The management you have in place at IFCE are not up to the tasks. Amy comes and goes, when she comes she repeats herself over and over about why the aspect of The Agreement – Crew Swap – is continually delayed. But no one will stand up and and say “I will take charge of this.” Everyone sits around gazing at his navel. BASSA is quickest to act when populist issues like money are involved because that grabs all of our attention but other things are important too.
What is Calum Laming able to do that Tom Stevens was not? To be honest, when I saw his intro video sent to us the other day I was struck by how similar he and Tom Stevens present themselves.
Does Calum Laming know, or will he be steer away from knowing what it is like on board a full 77H with 76 club world seats with less than adequate number of crew? Will he be aware that the galley position was left to the last person on the working position list who didn’t want that job because people with higher priority chose the easier jobs sometimes leaving the least experienced member with the busiest and most product responsible job? I have asked Matt Whipp about that but he too busy turning BA operating procedures into Virgin Atlantic. Why does the head of safety have so much influence over a product and delivery matter?

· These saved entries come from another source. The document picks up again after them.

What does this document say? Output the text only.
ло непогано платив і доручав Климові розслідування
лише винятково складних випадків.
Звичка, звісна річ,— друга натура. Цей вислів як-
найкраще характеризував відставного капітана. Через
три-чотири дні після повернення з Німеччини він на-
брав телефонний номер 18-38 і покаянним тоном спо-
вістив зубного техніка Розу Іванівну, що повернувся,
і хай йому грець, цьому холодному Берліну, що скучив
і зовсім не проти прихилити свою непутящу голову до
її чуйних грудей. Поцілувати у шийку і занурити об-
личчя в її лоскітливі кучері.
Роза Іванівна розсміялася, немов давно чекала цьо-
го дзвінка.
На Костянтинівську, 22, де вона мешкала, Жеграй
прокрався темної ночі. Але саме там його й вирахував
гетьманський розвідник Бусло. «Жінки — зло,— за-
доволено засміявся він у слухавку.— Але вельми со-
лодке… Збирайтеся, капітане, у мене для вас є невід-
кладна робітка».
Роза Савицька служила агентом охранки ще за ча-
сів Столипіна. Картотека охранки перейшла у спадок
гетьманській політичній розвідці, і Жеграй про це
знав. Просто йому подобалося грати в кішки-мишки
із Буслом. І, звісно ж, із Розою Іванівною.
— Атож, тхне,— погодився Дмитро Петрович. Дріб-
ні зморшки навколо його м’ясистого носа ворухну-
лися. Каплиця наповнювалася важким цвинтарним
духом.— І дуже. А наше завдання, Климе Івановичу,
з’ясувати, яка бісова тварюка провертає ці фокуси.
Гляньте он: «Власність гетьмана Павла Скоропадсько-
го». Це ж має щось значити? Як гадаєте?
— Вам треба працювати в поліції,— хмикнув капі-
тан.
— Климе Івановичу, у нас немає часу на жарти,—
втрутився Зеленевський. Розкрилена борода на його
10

Now I have been flying for 14 years and I love what I do but I am applying to Qantas, not just because I am Australian and have a design to go home eventually but because I know their product and so long as I am still in the UK I want to be rid of these problems that are too slow and too hard to get rid of because of the inertia in every management level below you.
Your spot on Christie about the working positions.. It’s been fed back and fed back but nothing is done.
I think some of our Leadership Team have been here far too long and are living in some sort of parallel universe. As you say, our leader occasionally makes an appearance then she disappears for weeks on end.
We’re told crew swap can’t be introduced because of “ IT” issues yet they are able to bring forward and soon implement our “ Flexi Month”.
I was hoping Calum Laming would different but in his last video all he did was tell us how wonderful everything was and how great we all were. He clearly needs a grasp of reality.